It is well known that any contraction of $\Bbb R^2$ has a fixed point. In particular, every similarity with the constant different from $1$ has a fixed point. The proof makes use of Banach fixed-point theorem, and hence doesn't translate to $\Bbb Q^2$. Indeed, there are some (non-similarity) contractions of $\Bbb Q^2$ which have no fixed point in it.
Hence my question is:
Are there some similarities of rational plane $\Bbb Q^2$ with constant different from $1$ which have no fixed points?

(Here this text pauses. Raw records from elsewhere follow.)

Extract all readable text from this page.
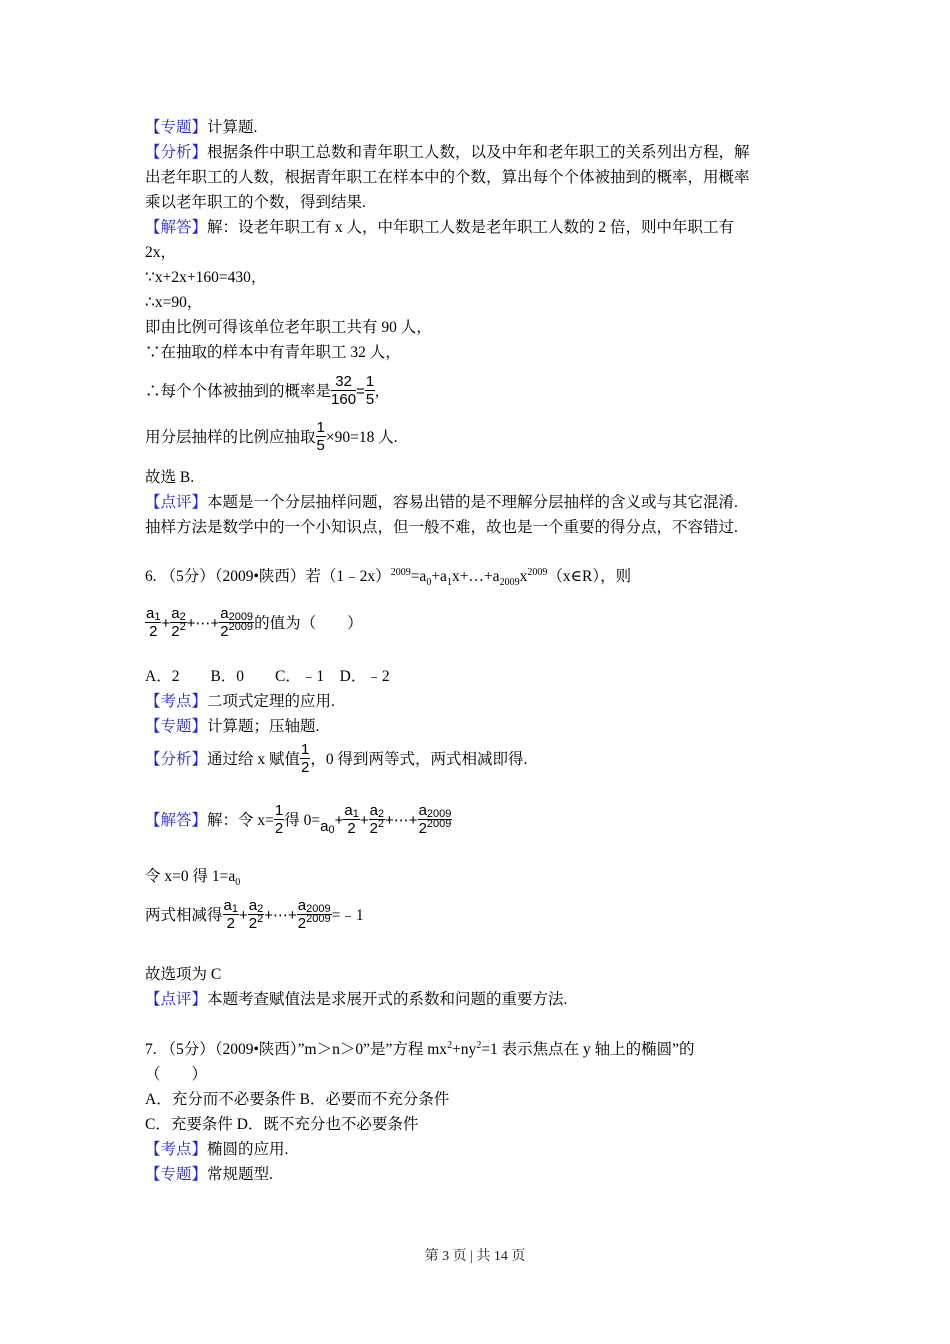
【专题】计算题.
【分析】根据条件中职工总数和青年职工人数，以及中年和老年职工的关系列出方程，解
出老年职工的人数，根据青年职工在样本中的个数，算出每个个体被抽到的概率，用概率
乘以老年职工的个数，得到结果.
【解答】解：设老年职工有 x 人，中年职工人数是老年职工人数的 2 倍，则中年职工有
2x，
∵x+2x+160=430，
∴x=90，
即由比例可得该单位老年职工共有 90 人，
∵在抽取的样本中有青年职工 32 人，
∴每个个体被抽到的概率是 $\frac{32}{160} = \frac{1}{5}$ ,
用分层抽样的比例应抽取 $\frac{1}{5} \times 90=18$ 人.
故选 B.
【点评】本题是一个分层抽样问题，容易出错的是不理解分层抽样的含义或与其它混淆.
抽样方法是数学中的一个小知识点，但一般不难，故也是一个重要的得分点，不容错过.
6. （5分）（2009•陕西）若$(1﹣2x)^{2009}=a_0+a_1x+\dots+a_{2009}x^{2009}(x\in R)$，则
$\frac{a1}{2} + \frac{a2}{2^2}$ +⋯+ $\frac{a2009}{2^{2009}}$ 的值为（　　）
A．2　　B．0　　C．﹣1　D．﹣2
【考点】二项式定理的应用.
【专题】计算题；压轴题.
【分析】通过给 x 赋值 $\frac{1}{2}$ ，0 得到两等式，两式相减即得.
【解答】解：令 $x= \frac{1}{2}$ 得 $0=a0+ \frac{a1}{2} + \frac{a2}{2^2}$ +⋯+ $\frac{a2009}{2^{2009}}$
令 x=0 得 $1=a_0$
两式相减得 $\frac{a1}{2} + \frac{a2}{2^2}$ +⋯+ $\frac{a2009}{2^{2009}}$ =﹣1
故选项为 C
【点评】本题考查赋值法是求展开式的系数和问题的重要方法.
7. （5分）（2009•陕西）”m＞n＞0”是”方程 $mx^2+ny^2=1$ 表示焦点在 y 轴上的椭圆”的
（　　）
A．充分而不必要条件 B．必要而不充分条件
C．充要条件 D．既不充分也不必要条件
【考点】椭圆的应用.
【专题】常规题型.
第 3 页 | 共 14 页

For completeness, I define a similarity with constant $k$ to be a bijection $S$ of a set $\Bbb Q^2$ such that $d(S(x),S(y))=kd(x,y)$for all points $x,y$, where $d$ is Euclidean distance.
Thanks in advance
A similarity can be described as
$$\begin{pmatrix}x\\y\end{pmatrix}\mapsto \begin{pmatrix}a&-b\\b&a\end{pmatrix}\cdot \begin{pmatrix}x\\y\end{pmatrix}+ \begin{pmatrix}c\\d\end{pmatrix}$$
If it maps $\mathbb Q^2$ onto itself, then in particular the origin must be mapped to $\mathbb Q^2$ so $c,d\in\mathbb Q$. With the same argument, since $(1,0)$ maps to $\mathbb Q^2$ then $a+c,b+d\in\mathbb Q$. Together this implies $a,b,c,d\in\mathbb Q$, so this is a rational transformation.
To find its fixed point, simply solve the equation:
\begin{align*} \begin{pmatrix}a&-b\\b&a\end{pmatrix}\cdot \begin{pmatrix}x\\y\end{pmatrix}+ \begin{pmatrix}c\\d\end{pmatrix}&= \begin{pmatrix}x\\y\end{pmatrix}\\ \begin{pmatrix}a-1&-b\\b&a-1\end{pmatrix}\cdot \begin{pmatrix}x\\y\end{pmatrix}&= \begin{pmatrix}-c\\-d\end{pmatrix}\\ \end{align*}
This is a linear system of equations with rational coefficients, so if it has a unique solution, that unique solution has to be rational as well. And it will have a unique solution unless $a=1,b=0$, corresponding to translations which are excluded by your $k\neq1$ constraint.
So no, you can't have a similarity which fixes $\mathbb Q^2$ as a whole but doesn't have a fixed point there.